Mobil Corp., the second-largest U.S. oil company, reported yesterday that its third-quarter earnings dropped 29.8 percent, primarily because of lower foreign inventory profits and foreign exchange losses.

Ashland Oil Inc., ranked 17th, had a 39.7 percent gain for the July-September quarter, which was its fourth, while Cities Service Co., the 19th-largest, recorded a 16.1 percent earnings decline.

Mobil's third-quarter earnings fell to $506 million ($1.19 a share) from $721 million ($1.70) in the 1980 third quarter. Revenues rose to $16.8 billion from $15.7 billion.

Nine-month earnings were $1.846 billion ($4.34), down from 1980 nine-month net income of $2.255 billion ($5.31). Revenue, however, increased from $46.3 billion to $50.5 billion.

Mobil said its foreign inventory profits plummeted by $195 million in the latest quarter. The company also had foreign exchange losses of $20 million after breaking even in the 1980 third quarter.

Third-quarter profits have declined at Mobil, Exxon Corp., Texaco Inc. and Standard Oil Co. of California--the four U.S. partners in the Arabian-American Oil Co. that produces the bulk of Saudi Arabia's crude oil.

"The so-called Aramco advantage is no longer in hand," said Al Silber, an analyst at Dean Witter Reynolds Inc. Exxon had a 20.7 percent decline in the third quarter, Texaco a 7.3 percent drop and Socal a 15.5 percent slump.

For the past 2 1/2 years the Aramco partners have had a competitive edge over other U.S. oil companies because Saudi crude has been cheaper than that sold by the other members of the Organization of Petroleum Exporting Countries.

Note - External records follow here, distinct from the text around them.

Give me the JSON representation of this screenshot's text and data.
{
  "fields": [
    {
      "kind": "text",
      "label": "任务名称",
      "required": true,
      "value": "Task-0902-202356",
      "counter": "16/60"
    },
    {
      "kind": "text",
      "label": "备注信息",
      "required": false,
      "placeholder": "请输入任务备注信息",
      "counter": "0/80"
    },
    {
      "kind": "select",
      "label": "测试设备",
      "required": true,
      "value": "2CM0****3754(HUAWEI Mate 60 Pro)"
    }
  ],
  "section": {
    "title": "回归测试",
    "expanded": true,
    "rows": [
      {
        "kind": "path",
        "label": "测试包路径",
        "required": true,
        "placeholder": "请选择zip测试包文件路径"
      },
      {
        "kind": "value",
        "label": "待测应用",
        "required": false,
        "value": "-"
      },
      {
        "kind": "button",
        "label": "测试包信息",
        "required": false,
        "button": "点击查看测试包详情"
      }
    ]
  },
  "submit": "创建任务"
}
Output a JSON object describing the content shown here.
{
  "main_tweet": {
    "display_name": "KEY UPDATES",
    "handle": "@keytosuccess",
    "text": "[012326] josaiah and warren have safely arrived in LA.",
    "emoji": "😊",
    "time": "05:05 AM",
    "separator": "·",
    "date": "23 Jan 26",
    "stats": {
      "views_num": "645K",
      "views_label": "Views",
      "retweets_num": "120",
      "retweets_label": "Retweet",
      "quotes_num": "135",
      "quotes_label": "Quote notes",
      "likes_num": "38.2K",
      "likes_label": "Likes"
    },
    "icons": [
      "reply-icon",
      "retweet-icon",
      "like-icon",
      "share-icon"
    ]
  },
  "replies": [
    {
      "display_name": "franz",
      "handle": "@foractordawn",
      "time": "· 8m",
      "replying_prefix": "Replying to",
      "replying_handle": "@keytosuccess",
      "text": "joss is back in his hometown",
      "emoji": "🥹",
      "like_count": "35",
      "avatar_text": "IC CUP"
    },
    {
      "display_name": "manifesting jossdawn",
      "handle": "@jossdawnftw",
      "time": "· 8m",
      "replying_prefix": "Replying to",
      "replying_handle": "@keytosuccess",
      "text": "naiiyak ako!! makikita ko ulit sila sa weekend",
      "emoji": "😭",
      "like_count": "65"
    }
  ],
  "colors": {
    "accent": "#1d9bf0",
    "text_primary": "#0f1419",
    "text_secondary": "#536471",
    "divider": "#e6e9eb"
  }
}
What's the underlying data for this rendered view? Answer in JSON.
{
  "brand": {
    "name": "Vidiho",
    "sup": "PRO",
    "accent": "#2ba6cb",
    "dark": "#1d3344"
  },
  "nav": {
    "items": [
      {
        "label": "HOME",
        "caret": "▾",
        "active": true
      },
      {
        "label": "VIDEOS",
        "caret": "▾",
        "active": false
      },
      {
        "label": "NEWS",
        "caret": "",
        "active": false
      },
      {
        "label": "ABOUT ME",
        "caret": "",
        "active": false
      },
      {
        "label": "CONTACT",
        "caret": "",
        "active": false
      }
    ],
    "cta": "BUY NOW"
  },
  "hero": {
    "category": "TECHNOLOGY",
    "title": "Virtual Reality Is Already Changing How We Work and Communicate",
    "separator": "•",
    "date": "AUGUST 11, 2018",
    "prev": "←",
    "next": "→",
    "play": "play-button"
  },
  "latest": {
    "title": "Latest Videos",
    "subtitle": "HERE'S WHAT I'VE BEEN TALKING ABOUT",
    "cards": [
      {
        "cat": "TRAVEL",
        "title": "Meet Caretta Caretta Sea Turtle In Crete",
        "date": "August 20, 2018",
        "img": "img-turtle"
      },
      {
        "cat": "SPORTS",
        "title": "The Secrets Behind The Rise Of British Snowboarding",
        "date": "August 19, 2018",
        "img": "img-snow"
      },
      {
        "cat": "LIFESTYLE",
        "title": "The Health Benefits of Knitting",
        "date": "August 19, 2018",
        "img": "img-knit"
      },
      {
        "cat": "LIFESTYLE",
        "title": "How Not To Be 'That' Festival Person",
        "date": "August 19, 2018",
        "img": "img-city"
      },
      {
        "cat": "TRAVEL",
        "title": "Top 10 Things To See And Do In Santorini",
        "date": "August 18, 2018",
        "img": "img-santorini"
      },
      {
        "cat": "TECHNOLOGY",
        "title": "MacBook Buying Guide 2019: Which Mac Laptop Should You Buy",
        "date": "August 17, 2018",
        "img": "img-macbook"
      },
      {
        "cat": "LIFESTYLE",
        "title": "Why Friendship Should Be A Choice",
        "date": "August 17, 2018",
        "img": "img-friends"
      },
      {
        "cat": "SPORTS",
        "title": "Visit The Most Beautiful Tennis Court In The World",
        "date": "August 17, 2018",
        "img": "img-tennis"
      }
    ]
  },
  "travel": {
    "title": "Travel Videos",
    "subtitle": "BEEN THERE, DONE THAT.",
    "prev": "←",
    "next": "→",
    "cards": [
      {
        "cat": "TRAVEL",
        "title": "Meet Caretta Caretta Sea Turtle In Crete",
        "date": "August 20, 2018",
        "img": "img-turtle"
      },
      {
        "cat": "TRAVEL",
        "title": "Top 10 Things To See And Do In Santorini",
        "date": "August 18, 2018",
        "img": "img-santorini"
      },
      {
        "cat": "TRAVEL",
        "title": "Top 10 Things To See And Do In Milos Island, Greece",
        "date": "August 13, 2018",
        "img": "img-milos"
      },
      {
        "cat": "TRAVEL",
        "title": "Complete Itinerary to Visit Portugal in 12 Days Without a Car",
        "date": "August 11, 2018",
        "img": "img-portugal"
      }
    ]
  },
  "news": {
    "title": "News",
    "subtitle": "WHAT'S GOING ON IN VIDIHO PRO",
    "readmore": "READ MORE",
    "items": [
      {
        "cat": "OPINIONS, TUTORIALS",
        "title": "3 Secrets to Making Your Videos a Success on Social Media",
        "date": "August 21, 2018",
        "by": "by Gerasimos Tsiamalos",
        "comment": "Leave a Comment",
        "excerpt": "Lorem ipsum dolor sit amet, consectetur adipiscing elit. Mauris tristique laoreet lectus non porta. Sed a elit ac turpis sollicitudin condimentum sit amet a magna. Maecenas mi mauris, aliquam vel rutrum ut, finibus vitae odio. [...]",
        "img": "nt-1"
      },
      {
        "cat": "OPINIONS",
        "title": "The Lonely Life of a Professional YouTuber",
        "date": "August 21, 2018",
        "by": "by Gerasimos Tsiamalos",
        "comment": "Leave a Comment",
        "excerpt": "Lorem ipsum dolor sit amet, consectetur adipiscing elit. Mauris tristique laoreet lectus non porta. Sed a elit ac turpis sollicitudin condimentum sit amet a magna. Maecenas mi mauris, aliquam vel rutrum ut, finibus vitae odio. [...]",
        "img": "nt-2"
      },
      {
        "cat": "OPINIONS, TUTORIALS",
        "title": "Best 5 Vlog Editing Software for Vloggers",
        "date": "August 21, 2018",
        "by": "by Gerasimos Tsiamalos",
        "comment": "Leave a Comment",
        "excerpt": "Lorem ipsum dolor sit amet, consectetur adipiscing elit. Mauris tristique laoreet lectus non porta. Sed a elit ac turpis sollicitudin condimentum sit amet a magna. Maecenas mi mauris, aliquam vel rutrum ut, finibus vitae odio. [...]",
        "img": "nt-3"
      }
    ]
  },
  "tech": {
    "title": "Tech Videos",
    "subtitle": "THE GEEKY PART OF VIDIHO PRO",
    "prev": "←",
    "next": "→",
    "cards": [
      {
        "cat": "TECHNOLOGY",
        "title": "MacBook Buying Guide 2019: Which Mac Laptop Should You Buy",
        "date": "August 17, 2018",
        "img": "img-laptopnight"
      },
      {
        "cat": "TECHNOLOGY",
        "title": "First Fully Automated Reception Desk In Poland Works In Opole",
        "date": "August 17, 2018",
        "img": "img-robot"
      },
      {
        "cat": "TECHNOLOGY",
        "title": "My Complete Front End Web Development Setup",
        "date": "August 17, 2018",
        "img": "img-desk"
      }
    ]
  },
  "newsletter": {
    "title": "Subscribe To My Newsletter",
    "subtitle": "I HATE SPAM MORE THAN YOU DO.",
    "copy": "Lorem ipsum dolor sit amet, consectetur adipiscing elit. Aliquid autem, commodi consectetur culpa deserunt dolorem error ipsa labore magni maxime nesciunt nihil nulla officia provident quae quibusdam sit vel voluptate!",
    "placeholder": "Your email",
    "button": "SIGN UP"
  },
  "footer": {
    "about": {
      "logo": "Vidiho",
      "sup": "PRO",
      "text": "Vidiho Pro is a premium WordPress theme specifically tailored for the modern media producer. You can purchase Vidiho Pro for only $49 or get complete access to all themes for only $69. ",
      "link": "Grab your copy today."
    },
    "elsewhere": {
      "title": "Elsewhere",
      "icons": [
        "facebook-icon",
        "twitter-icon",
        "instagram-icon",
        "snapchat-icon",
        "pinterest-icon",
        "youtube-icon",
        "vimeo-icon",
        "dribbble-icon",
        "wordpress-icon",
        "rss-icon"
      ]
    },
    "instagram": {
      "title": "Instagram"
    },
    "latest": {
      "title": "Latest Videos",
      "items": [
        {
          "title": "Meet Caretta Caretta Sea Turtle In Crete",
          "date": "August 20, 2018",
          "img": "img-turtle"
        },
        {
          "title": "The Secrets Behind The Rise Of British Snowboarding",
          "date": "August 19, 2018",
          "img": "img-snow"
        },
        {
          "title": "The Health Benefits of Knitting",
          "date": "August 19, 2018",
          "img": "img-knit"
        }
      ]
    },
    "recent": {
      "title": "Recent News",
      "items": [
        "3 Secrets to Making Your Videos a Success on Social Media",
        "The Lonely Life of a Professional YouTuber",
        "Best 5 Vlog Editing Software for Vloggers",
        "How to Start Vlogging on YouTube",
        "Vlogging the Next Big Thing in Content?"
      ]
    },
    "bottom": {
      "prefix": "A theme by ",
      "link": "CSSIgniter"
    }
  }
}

But the partners have been forced to discount some Saudi crude to avoid hefty storage costs in the glutted world market.

"There will also be a penalty against fourth-quarter earnings as the Aramco partners sell off excess crude at a loss combined with the high cost of carrying surplus inventories," Silber said. "But if overly large inventories are brought back to normal levels in 1982, this is apt to produce positive earnings for the Aramco partners."

Mobil's third-quarter earnings benefited from a $100 million reduction in U.S. oil inventories. But Mobil's nonenergy results weakened, partially reflecting lower real estate earnings because of a one-time gain in the 1980 third quarter.

Ashland earned $49.2 million ($1.45 a share) in its fiscal fourth quarter vs. $35.2 million ($1.12) a year earlier. Revenues were up 17.7 percent to $2.52 billion from $2.14 billion.

Ashland attributed the improved results to increased profit margins resulting from its decision to reduce its reliance on high-priced foreign crude.

Earnings for Ashland's fiscal year were down 56 percent to $90.0 million ($2.22) from $205.1 million ($6.80) a year ago. Revenues excluding excise taxes rose 14 percent to $9.26 billion from $8.12 billion.

Cities Service's third-quarter earnings declined to $77.6 million (94 cents a share) from $92.6 million ($1.11) in the same period last year. Revenues were up 28.1 percent to $2.14 billion from $1.67 billion.

The company cited higher exploration expenses.

Nine-month earnings were $225.8 million ($2.72), down 39 percent from $369.7 million ($4.44) in the same period last year. Revenues rose 17 percent to $6.71 billion from $5.72 billion.